LYMErix wasn’t a perfect vaccine, as Gregory Poland, a Mayo Clinic vaccine researcher, explained in a 2011 retrospective in the journal Clinical Infectious Diseases. It required three doses over the course of the year, and was not approved for people under age 15. It was optional, and doctors had a hard time assessing whom to recommend it to (there were few maps of Lyme-carrying ticks’ range at the time). And the vaccine only protected against the North American strain of Lyme. Finally, it was somewhat expensive at $50 a dose, and it was not universally covered by health insurance.
But it was effective, preventing Lyme in up to 90 percent of the people who were vaccinated will all three doses, with few side effects. And at first, the vaccine was pretty popular; about 1.5 million doses were injected before 2000. [...]

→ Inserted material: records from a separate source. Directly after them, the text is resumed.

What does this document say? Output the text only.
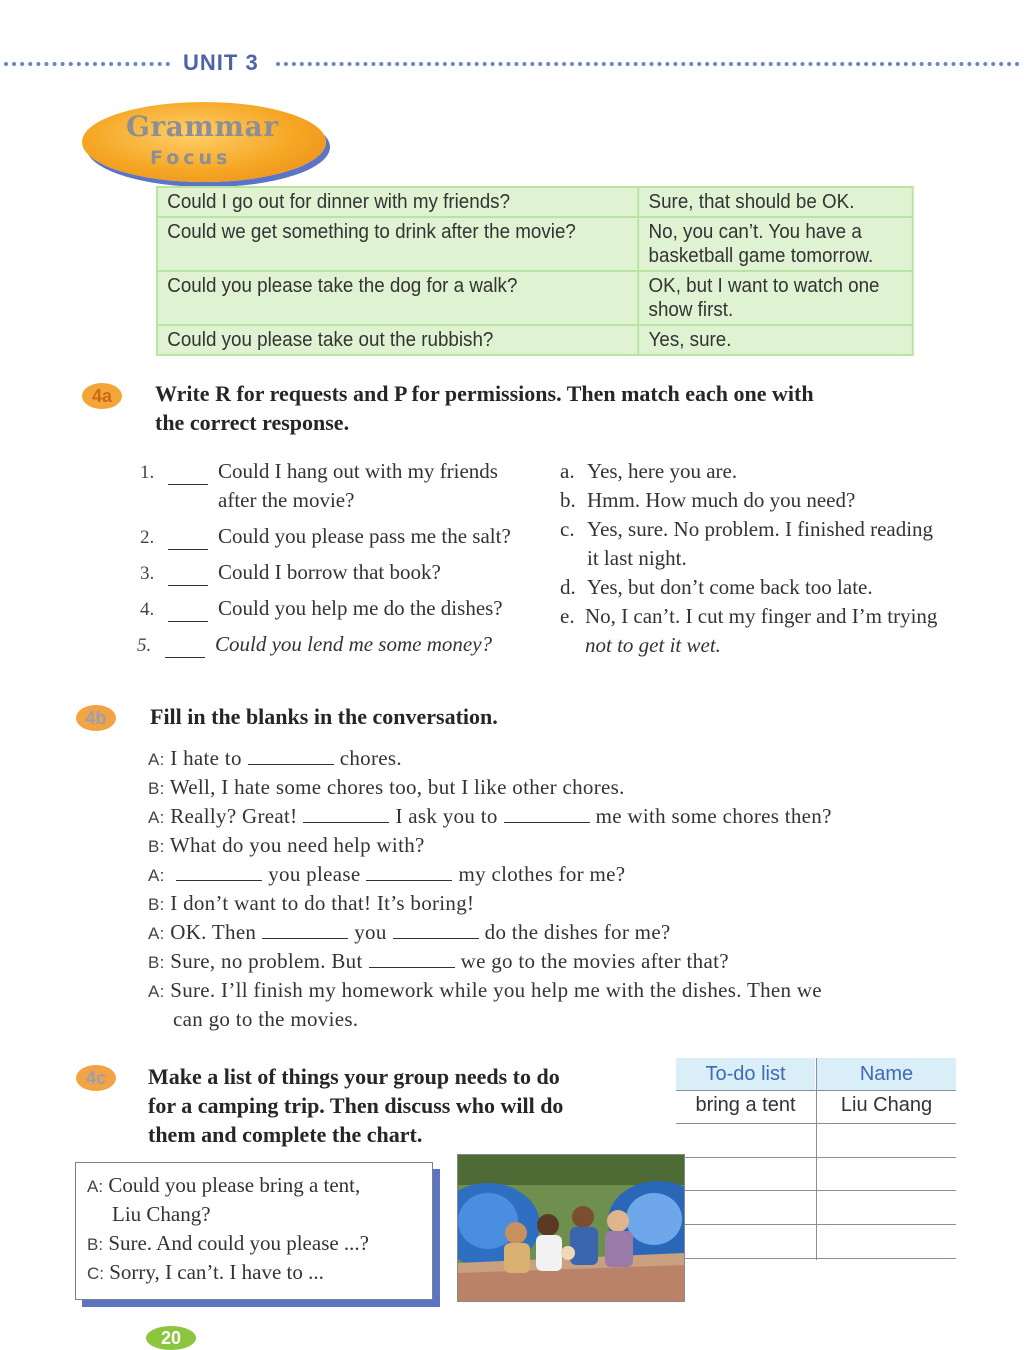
UNIT 3
Grammar
Focus
Could I go out for dinner with my friends?	Sure, that should be OK.
Could we get something to drink after the movie?	No, you can’t. You have a basketball game tomorrow.
Could you please take the dog for a walk?	OK, but I want to watch one show first.
Could you please take out the rubbish?	Yes, sure.
4a	Write R for requests and P for permissions. Then match each one with
the correct response.
1.	Could I hang out with my friends
after the movie?
2.	Could you please pass me the salt?
3.	Could I borrow that book?
4.	Could you help me do the dishes?
5.	Could you lend me some money?
a. Yes, here you are.
b. Hmm. How much do you need?
c. Yes, sure. No problem. I finished reading
it last night.
d. Yes, but don’t come back too late.
e. No, I can’t. I cut my finger and I’m trying
not to get it wet.
4b	Fill in the blanks in the conversation.
A: I hate to	chores.
B: Well, I hate some chores too, but I like other chores.
A: Really? Great!	I ask you to	me with some chores then?
B: What do you need help with?
A:	you please	my clothes for me?
B: I don’t want to do that! It’s boring!
A: OK. Then	you	do the dishes for me?
B: Sure, no problem. But	we go to the movies after that?
A: Sure. I’ll finish my homework while you help me with the dishes. Then we
can go to the movies.
4c	Make a list of things your group needs to do
for a camping trip. Then discuss who will do
them and complete the chart.
To-do list	Name
bring a tent	Liu Chang
A: Could you please bring a tent,
Liu Chang?
B: Sure. And could you please ...?
C: Sorry, I can’t. I have to ...
20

LYMErix had the misfortune of being approved the same year some people were becoming suspicious of vaccines in the United States. In 1998, the journal Lancet published a now-retracted study that (falsely) claimed the measles, mumps, and rubella vaccine (MMR) was linked to autism, and the modern anti-vax movement was born. [...]
As Julia Belluz reported at Vox, Lyme cases tripled between 2004 and 2016, spread by an increased number of infected ticks. It’s now the most common vector-borne (i.e., transmitted by an insect or animal) disease in the United States. And climate change seems to be partly to blame: As temperatures warm, a greater proportion of the US becomes hospitable to the ticks. Overall, vector-spread diseases like chikungunya, Zika, and West Nile are spreading faster than ever.